Pas de randonnées depuis celles de Lagrasse et Tournissan.
Rappelez vous je vous ai promis de vous raconter notre retour au bercail ce jour là.
C'est sur des photos de mes promenades quotidiennes avec Nessy et Mya que vous allez pouvoir savourer ces moments une nouvelle fois mémorables.
Installez vous confortablement et prenez un petit café gourmand, c'est moi qui régale ! Virtuellement çà ne me coûte pas cher LOL.
Il est donc aux environs de 17h30 lorsque nous décidons de rentrer chez nous.
Nous étions avec la voiture à Odile. Elle met son GPS et c'est quelques kilomètres plus loin que tout commence.

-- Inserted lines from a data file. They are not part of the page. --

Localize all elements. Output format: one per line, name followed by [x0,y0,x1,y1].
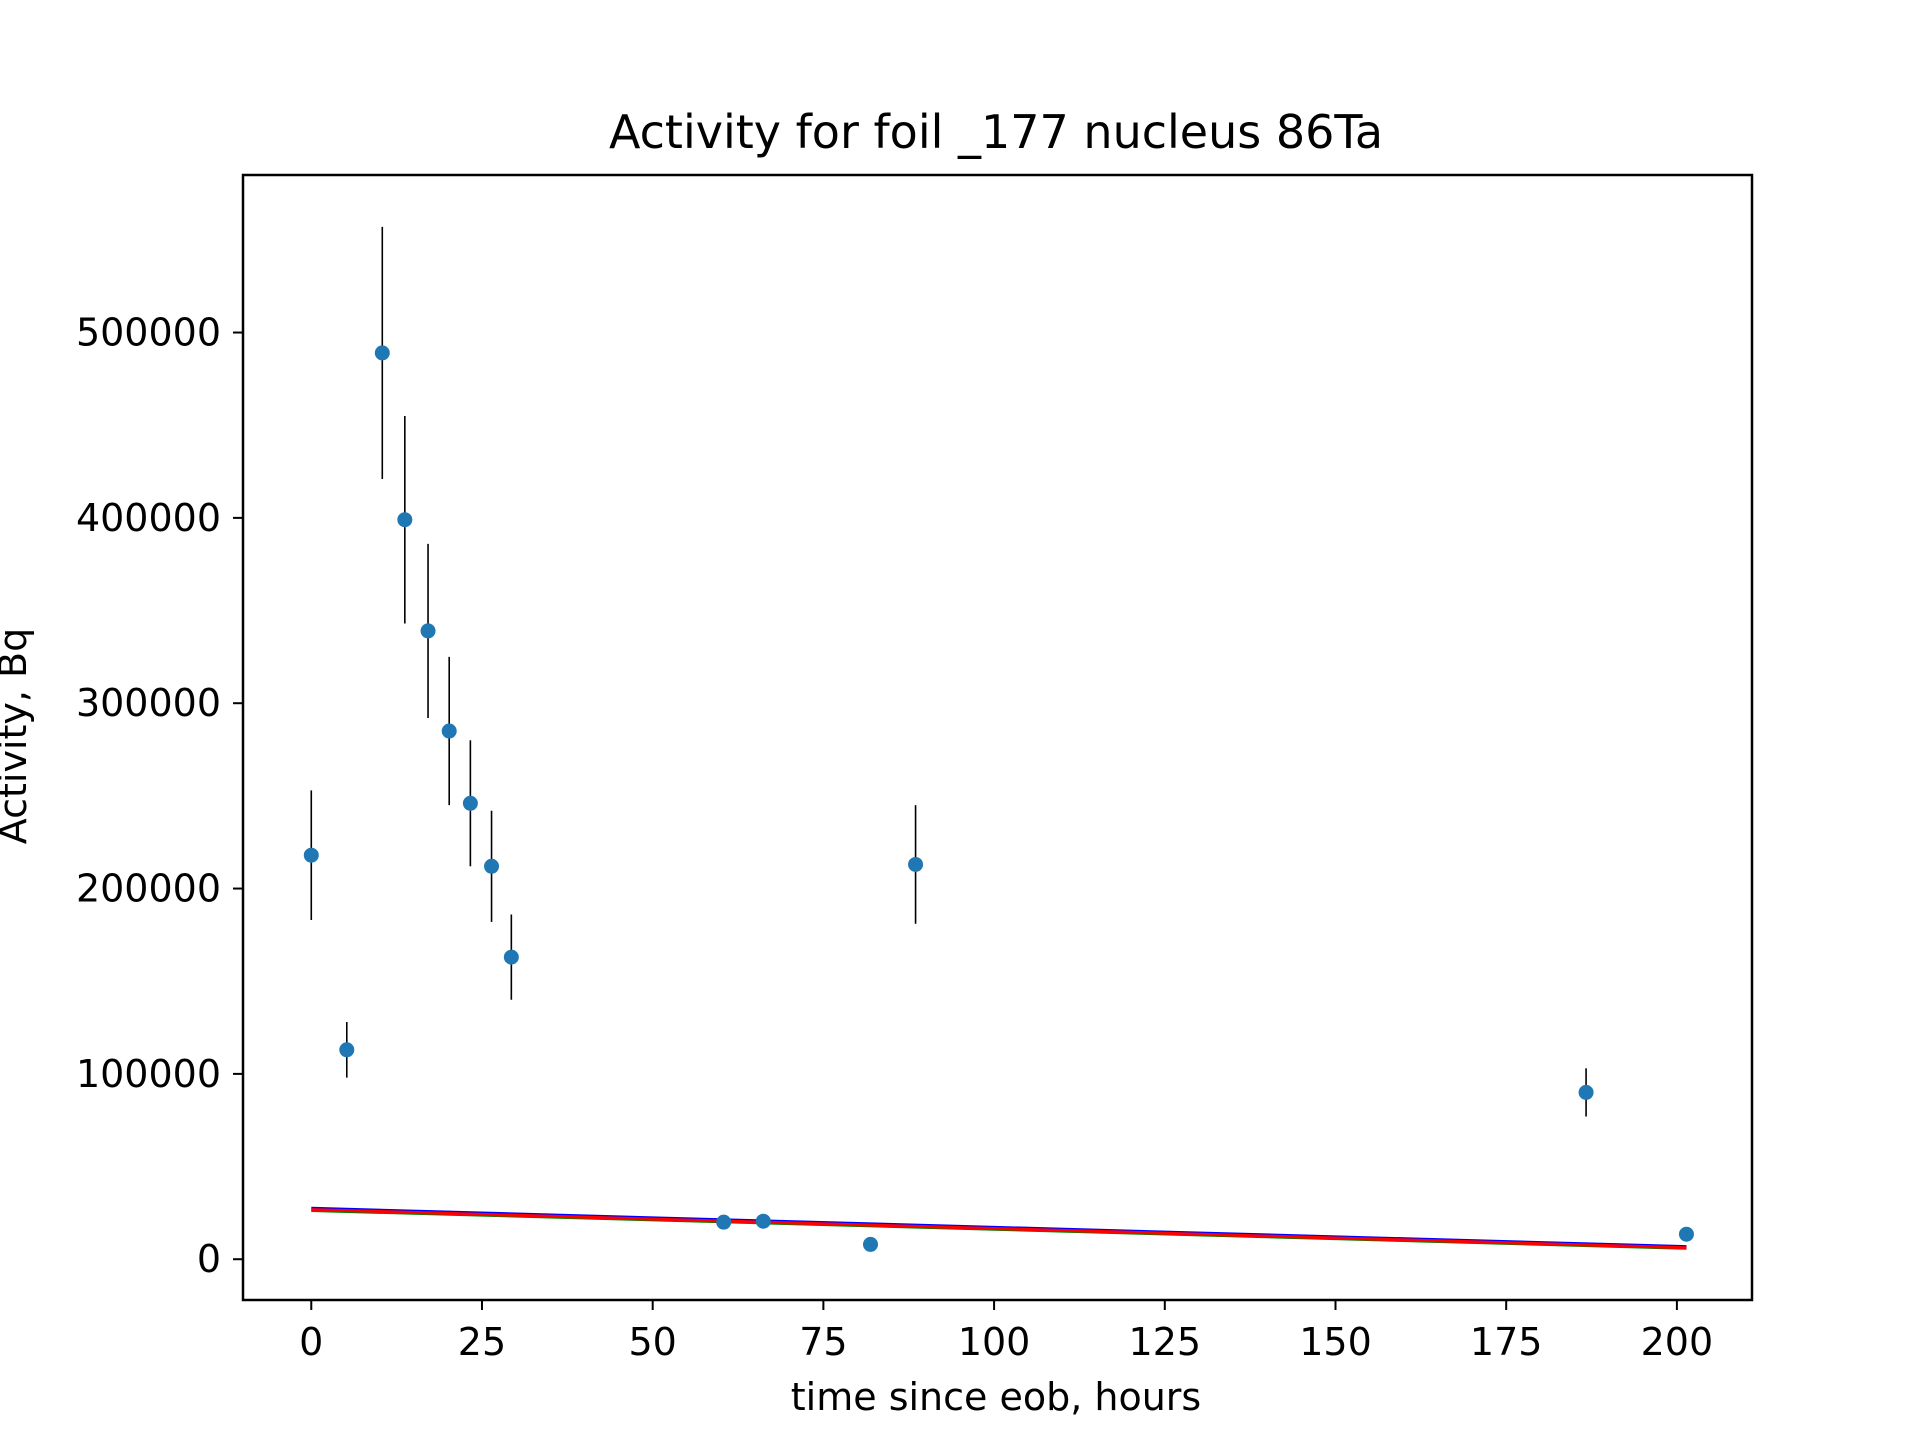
x-tick-label: 200 [1641,1320,1714,1364]
y-tick-label: 300000 [76,681,221,725]
data-point [755,1213,771,1229]
x-tick-label: 125 [1129,1320,1202,1364]
x-tick-label: 0 [299,1320,323,1364]
data-point [908,856,924,872]
y-tick-label: 400000 [76,496,221,540]
x-tick-label: 50 [629,1320,677,1364]
x-axis-label: time since eob, hours [791,1375,1201,1419]
data-point [462,795,478,811]
data-point [420,623,436,639]
plot-frame [241,173,1754,1302]
x-tick-label: 150 [1299,1320,1372,1364]
data-point [397,512,413,528]
plot-area: 0 25 50 75 100 125 150 175 200 0 100000 200000 30000… [76,173,1754,1364]
data-point [1678,1226,1694,1242]
y-axis-label: Activity, Bq [0,628,35,844]
x-tick-label: 175 [1470,1320,1543,1364]
data-point [339,1042,355,1058]
data-point [484,858,500,874]
data-point [1578,1084,1594,1100]
y-tick-label: 200000 [76,867,221,911]
y-tick-label: 100000 [76,1052,221,1096]
x-tick-label: 75 [799,1320,847,1364]
chart-title: Activity for foil _177 nucleus 86Ta [609,105,1383,159]
x-tick-label: 25 [458,1320,506,1364]
data-point [441,723,457,739]
fit-line-3 [311,1208,1687,1250]
x-tick-label: 100 [958,1320,1031,1364]
data-point [303,847,319,863]
y-tick-label: 500000 [76,311,221,355]
data-point [503,949,519,965]
data-point [374,345,390,361]
data-point [862,1236,878,1252]
data-point [716,1214,732,1230]
y-tick-label: 0 [197,1237,221,1281]
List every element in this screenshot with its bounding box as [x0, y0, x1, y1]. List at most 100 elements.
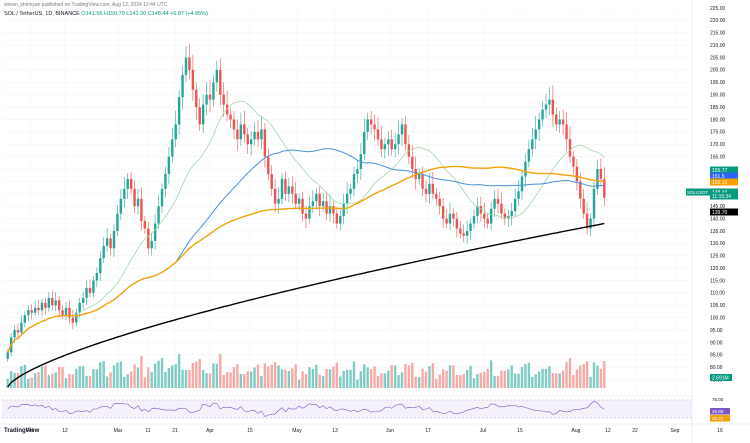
candle-body: [469, 223, 472, 231]
volume-bar: [575, 369, 579, 388]
candle-body: [496, 198, 500, 204]
candle-body: [356, 169, 359, 174]
volume-bar: [23, 364, 27, 388]
candle-body: [465, 230, 469, 236]
rsi-value: 46.88: [712, 409, 724, 414]
price-label: 151.5: [712, 174, 725, 180]
volume-bar: [44, 365, 47, 388]
candle-body: [424, 188, 428, 194]
ma50-line: [7, 148, 605, 353]
price-label: 155.77: [712, 168, 728, 174]
volume-bar: [387, 370, 390, 388]
candle-body: [44, 302, 47, 308]
candle-body: [421, 173, 424, 189]
symbol-title: SOL / TetherUS, 1D, BINANCE: [4, 11, 80, 17]
candle-body: [500, 203, 503, 214]
y-tick-label: 225.00: [710, 6, 726, 12]
candle-body: [16, 330, 20, 333]
volume-bar: [469, 365, 472, 388]
volume-bar: [68, 374, 71, 388]
volume-bar: [304, 374, 308, 388]
candle-body: [520, 176, 524, 192]
candle-body: [579, 181, 582, 199]
volume-bar: [332, 366, 335, 388]
candle-body: [92, 280, 95, 293]
candle-body: [133, 188, 136, 207]
volume-bar: [493, 375, 496, 388]
candle-body: [27, 310, 30, 316]
candle-body: [548, 99, 551, 105]
volume-bar: [277, 365, 280, 388]
x-tick-label: Sep: [671, 428, 680, 434]
candle-body: [555, 114, 558, 125]
candle-body: [599, 169, 603, 179]
y-tick-label: 90.00: [710, 340, 723, 346]
symbol-ohlc: SOL / TetherUS, 1D, BINANCE O141.56 H150…: [4, 11, 208, 17]
volume-bar: [95, 369, 99, 388]
volume-bar: [57, 366, 61, 388]
x-tick-label: 11: [145, 428, 150, 434]
ma200-line: [7, 222, 605, 388]
candle-body: [23, 315, 27, 323]
ma100-line: [7, 165, 605, 353]
candle-body: [603, 178, 606, 198]
symbol-tag: SOLUSDT: [687, 190, 709, 195]
volume-bar: [558, 373, 561, 388]
candle-body: [157, 206, 160, 224]
volume-bar: [524, 364, 527, 388]
candle-body: [88, 287, 92, 293]
candle-body: [256, 131, 260, 140]
volume-bar: [88, 376, 92, 388]
volume-bar: [544, 368, 548, 388]
candle-body: [541, 109, 544, 120]
volume-bar: [424, 371, 428, 388]
rsi-value: 45.21: [712, 416, 724, 421]
candle-body: [397, 134, 400, 145]
candle-body: [81, 297, 85, 303]
ma20-line: [7, 100, 605, 353]
volume-bar: [253, 367, 256, 388]
candle-body: [99, 258, 102, 274]
candle-body: [448, 213, 452, 224]
volume-bar: [280, 369, 284, 388]
candle-body: [167, 156, 171, 174]
volume-bar: [75, 368, 78, 388]
candle-body: [349, 188, 352, 194]
volume-bar: [356, 379, 359, 388]
volume-bar: [239, 373, 243, 388]
volume-bar: [160, 358, 164, 388]
volume-bar: [568, 358, 572, 388]
volume-bar: [431, 363, 435, 388]
volume-bar: [315, 364, 318, 388]
volume-bar: [27, 378, 30, 388]
x-tick-label: Jul: [480, 428, 486, 434]
candle-body: [30, 310, 33, 313]
x-tick-label: 13: [332, 428, 338, 434]
volume-bar: [150, 371, 153, 388]
volume-bar: [205, 373, 208, 388]
volume-bar: [47, 375, 51, 388]
volume-bar: [513, 373, 517, 388]
y-tick-label: 110.00: [710, 291, 725, 297]
candle-body: [513, 198, 517, 212]
candle-body: [119, 198, 123, 214]
candle-body: [369, 119, 373, 125]
volume-bar: [503, 370, 507, 388]
volume-bar: [417, 377, 421, 388]
volume-bar: [291, 368, 294, 388]
volume-bar: [177, 354, 181, 388]
volume-bar: [301, 371, 304, 388]
volume-bar: [85, 375, 88, 388]
y-tick-label: 85.00: [710, 353, 723, 359]
candle-body: [558, 119, 561, 125]
volume-bar: [78, 366, 81, 388]
volume-bar: [452, 365, 455, 388]
price-label: 139.70: [712, 210, 728, 216]
volume-bar: [339, 376, 342, 388]
candle-body: [572, 156, 575, 167]
candle-body: [524, 161, 527, 177]
candle-body: [366, 119, 369, 132]
volume-bar: [342, 370, 345, 388]
volume-bar: [92, 369, 95, 388]
volume-bar: [232, 366, 236, 388]
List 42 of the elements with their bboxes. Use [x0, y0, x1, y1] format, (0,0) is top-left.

Déjà la voiture s'arrête comme çà tout à coup. On finit en roue libre sur le bas côté. Rien de grave, la clef n'était plus détectée et fort heureusement elle a bien voulu fonctionner quand Odile l'a posée sur le bouton.
Nous reprenons la route et là quelques kilomètres plus loin, je trouve que le chemin ne ressemble pas à celui de l'aller. Bizarre mais je n'y prête pas plus que çà attention. Mais la route semble étrange également à Odile. Elle regarde son GPS. Ben non c'est bien çà.
Sauf que.....
Nous allons faire les trois quarts de la route sur des chemins de montagne, la vraie route en lacets, parfois très étroite et ce sur environ 80kms.
Pas moyen d'avoir une autre route !
Odile commençait à s'énerver car.... elle n'avait pas refait de carburant et son autonomie n'était plus que de ..... 70kms ! Elle pensait faire le plein à Narbonne mais on n'a jamais trouvé Narbonne.
La nuit tombait, on voyait de moins en moins bien et la panne d'essence nous pendait au nez là au beau milieu de la montagne sans âme qui vive.
Sans âme qui vive ?
Que nenni !
Un magnifique lièvre avait décidé de traverser devant nous.
Pas grave roooo on en a vu d'autres.
Quelques kilomètres plus loin, oh madre dia mère de tous les dieux, un troupeau de sangliers !
Malgré la dextérité de la conductrice l'un d'eux a cogné contre la roue faisant remuer la voiture. J'ai encore ses yeux effarés en tête.
Il n'y a pas que le bestiaux qui a été effrayé.
Le temps de se remettre, on repart. Rien de cassé, c'est le principal.
Et là Odile m'annonce qu'il ne reste plus que 40 kms d'autonomie.
J'envoie un message à mon homme lui expliquant la situation, lui disant que je ne sais strictement pas où on est sinon quelque part dans la montagne et j'enclenche ma géolocalisation sur mon portable (on a installé ce système lorsque je vais seule en randonnée).
Et là je vous assure UN MIRACLE. Comme sortie de nulle part, vous savez comme dans les films de désert où tout à coup apparait un ranch, là OUI là une station seule au milieu de la nature. Pourvu qu'elle fonctionne à moins que ce ne soit un mirage ?
Pas de mirage et une vraie station avec de la vraie essence au tarif prohibitif de 2€ le litre de gazole.
On en profite pour analyser le GPS et essayer de comprendre pourquoi il nous a envoyées sur cette route d'enfer.
Réponse toute simple : Odile avait coché la case "sans autoroute, chemin le plus court".
J'ai toujours considéré qu'un GPS était très con !
Nous avons enfin retrouvé la vraie route pour faire les derniers kilomètres et tout à coup alors que nous étions encore sur la route de montagne, un engin énorme nous double : un camion citerne !
Là les nerfs ont lâché et je suis partie dans un fou rire à en pleurer.
Ma pauvre Sindy qui pissait le sang du nez après qu'on ait heurté les sangliers n'en menait pas large mais de me voir rire ainsi s'est mise à rire aussi.
Odile était bien trop crispée. C'est le soir quand on était chacune chez soi qu'elle m'a appelée et qu'elle a eu un fou rire salvateur.
Une histoire qui une nouvelle fois se termine bien.